Il Jules Verne Pod nasce dopo un precedente progetto governativo di Subsea e sarà seguito dal pod Njord01 in Golfo del Messico e il baccello Manannan nel Mare del Nord.

Il Golfo del Messico la profondità del baccello sarà probabilmente di circa 250 m, mentre la profondità del Mare del Nord sarà probabilmente di circa 200 m.

È previsto anche un data center sui fondali marini Cinese compagnia Highlander al largo della città costiera di Sanya, sull’isola di Hainan.

Data center subacquei: più economici e più affidabili?

Subsea afferma che i data center sui fondali marini costano il 90% in meno rispetto alle operazioni a terra.

“I risparmi sono il risultato di una distinta base più piccola, meno complessità anche in termini di implementazione e manutenzione”, ha affermato Reynolds.

“È complesso e costoso installare le infrastrutture nelle aree metropolitane e di fatto anche nelle aree rurali. Ci sono diritti sulla terra e permessi da considerare e il lavoro è più lento e può essere più costoso”.

Ad esempio, Reynolds ha affermato che l’installazione e l’interramento di un cavo sottomarino richiede circa 18 minuti e costa circa 1.700 € per ogni miglio (1,6 km) di cavo. A terra ci vorrebbero circa 14 giorni e costano circa 165.000 euro per miglio.

La fattibilità dell’archiviazione dei dati sott’acqua è stata dimostrata da nel 2020.

Nel 2018, il gigante del software ha lanciato il “Project Natick”, lanciando un data center contenente 855 server sul fondale marino al largo delle Orcadi, un arcipelago sulla costa nord-orientale della Scozia.

Due anni dopo, il centro è stato tirato su per rivelare che solo otto server erano inattivi, quando la a terra nello stesso lasso di tempo sarebbe stata di 64.

Connessione più veloce

Oltre a ridurre i costi e il loro impatto ambientale, i data center subacquei potrebbero anche fornire una connessione più veloce.

Subsea afferma che la latenza – o dei dati – può essere ridotta fino al 98% con i suoi pod subacquei.

“La latenza è un sottoprodotto della distanza, quindi più questi data center si allontanano dalle aree metropolitane, più ne viene introdotta”, ha affermato Reynolds.

Circa il 40 per cento della popolazione mondiale vive entro 100 km dalla costa e nei principali centri costieri urbani Los Angeles, Shanghaie Istanbul, l’installazione dei data center di Subsea potrebbe migliorare notevolmente il modo in cui le persone utilizzano i propri dispositivi.
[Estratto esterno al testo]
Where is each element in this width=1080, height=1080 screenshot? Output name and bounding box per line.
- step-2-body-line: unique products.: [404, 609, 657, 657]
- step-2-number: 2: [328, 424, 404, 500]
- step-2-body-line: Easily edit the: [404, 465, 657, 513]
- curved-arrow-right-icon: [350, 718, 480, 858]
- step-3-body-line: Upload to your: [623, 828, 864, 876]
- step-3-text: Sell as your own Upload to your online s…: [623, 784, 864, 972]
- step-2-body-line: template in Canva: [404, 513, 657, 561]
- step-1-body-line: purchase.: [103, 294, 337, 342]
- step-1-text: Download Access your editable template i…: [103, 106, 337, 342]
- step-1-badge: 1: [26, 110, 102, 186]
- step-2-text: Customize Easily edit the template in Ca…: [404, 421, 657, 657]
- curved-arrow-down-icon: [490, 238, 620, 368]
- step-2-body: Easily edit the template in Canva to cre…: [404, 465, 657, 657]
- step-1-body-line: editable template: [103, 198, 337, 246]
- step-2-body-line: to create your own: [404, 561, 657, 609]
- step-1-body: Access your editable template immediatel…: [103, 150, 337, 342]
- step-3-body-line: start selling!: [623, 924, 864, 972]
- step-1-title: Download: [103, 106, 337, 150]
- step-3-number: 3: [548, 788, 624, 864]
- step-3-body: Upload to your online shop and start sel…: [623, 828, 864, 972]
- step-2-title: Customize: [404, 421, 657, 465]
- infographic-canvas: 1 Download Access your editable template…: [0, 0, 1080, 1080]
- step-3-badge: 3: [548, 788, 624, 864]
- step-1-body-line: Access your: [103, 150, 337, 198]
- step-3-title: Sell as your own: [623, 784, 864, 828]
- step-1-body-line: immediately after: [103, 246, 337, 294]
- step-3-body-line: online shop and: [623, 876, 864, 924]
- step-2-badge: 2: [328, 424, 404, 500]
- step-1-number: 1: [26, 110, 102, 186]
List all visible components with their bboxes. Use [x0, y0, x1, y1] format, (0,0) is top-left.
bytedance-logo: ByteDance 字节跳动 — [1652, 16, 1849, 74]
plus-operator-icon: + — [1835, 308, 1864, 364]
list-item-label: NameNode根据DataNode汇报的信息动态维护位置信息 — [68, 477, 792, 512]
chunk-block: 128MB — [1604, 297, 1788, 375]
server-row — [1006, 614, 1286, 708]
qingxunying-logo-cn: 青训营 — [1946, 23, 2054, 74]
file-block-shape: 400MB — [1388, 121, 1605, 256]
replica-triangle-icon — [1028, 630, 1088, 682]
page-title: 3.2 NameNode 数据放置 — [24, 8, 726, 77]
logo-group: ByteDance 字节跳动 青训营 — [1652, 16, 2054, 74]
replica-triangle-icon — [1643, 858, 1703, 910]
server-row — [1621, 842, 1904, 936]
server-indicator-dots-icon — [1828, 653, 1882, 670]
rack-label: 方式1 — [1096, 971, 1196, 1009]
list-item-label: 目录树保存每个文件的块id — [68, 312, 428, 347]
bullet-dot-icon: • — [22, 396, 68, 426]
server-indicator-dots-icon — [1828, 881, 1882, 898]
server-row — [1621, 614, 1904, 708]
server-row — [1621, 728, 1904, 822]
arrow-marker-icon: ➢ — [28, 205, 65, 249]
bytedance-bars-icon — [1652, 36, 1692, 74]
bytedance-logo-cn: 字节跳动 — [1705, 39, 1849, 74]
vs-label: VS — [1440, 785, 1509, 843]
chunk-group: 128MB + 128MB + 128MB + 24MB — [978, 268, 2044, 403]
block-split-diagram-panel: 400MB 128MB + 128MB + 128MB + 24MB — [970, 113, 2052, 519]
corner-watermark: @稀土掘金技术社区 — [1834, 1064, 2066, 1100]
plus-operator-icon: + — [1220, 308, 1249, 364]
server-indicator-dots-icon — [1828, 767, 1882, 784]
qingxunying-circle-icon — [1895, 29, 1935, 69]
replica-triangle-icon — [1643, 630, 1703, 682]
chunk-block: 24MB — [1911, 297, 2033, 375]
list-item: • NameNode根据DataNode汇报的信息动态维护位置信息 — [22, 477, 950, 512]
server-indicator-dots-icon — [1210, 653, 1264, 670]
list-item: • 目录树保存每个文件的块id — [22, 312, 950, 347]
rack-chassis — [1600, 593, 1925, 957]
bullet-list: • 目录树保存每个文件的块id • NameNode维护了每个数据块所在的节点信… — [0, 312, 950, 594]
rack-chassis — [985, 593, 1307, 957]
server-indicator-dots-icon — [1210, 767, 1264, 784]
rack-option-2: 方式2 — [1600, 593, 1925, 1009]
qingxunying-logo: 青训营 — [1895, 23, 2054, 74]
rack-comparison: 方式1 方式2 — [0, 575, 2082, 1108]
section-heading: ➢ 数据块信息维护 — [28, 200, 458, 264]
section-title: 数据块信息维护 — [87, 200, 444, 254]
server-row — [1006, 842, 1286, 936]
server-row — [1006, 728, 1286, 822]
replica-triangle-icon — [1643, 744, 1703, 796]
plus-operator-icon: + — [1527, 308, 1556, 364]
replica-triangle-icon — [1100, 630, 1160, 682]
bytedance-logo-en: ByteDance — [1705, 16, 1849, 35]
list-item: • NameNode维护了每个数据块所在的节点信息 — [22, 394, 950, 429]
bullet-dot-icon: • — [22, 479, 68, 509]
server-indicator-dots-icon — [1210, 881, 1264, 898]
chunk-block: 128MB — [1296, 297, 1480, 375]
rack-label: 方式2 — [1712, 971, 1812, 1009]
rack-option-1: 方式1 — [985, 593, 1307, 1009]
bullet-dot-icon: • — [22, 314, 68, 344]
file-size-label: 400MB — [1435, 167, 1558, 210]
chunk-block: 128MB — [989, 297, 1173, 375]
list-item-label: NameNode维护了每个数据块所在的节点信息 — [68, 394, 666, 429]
I segnali viaggiano a 200 km/millisecondo e il data center medio è a 400 km da un utente di Internet, il che significa che un di andata e ritorno richiede 40 millisecondi. Questo potrebbe essere ridotto da 20 volte a 2 millisecondi dai pod di Subsea a causa della distanza ridotta.

“I miei concorrenti sono i data center inefficienti e dispendiosi dal tempo che creano problemi aziendali, ambientali e sociali di lunga durata dal giorno in cui vengono costruiti”, ha affermato Reynolds.

“I giocatori nello spazio dei data center sottomarini sono, almeno per ora, alleati a lunga distanza piuttosto che concorrenti. Abbiamo bisogno l’uno dell’altro se vogliamo rimodellare e riprogettare il settore in meglio”.

Image:Getty Images
Fonte: EuroNews ( Stanno arrivando i data center subacquei. Possono ridurre le emissioni di CO2 e rendere Internet più veloce?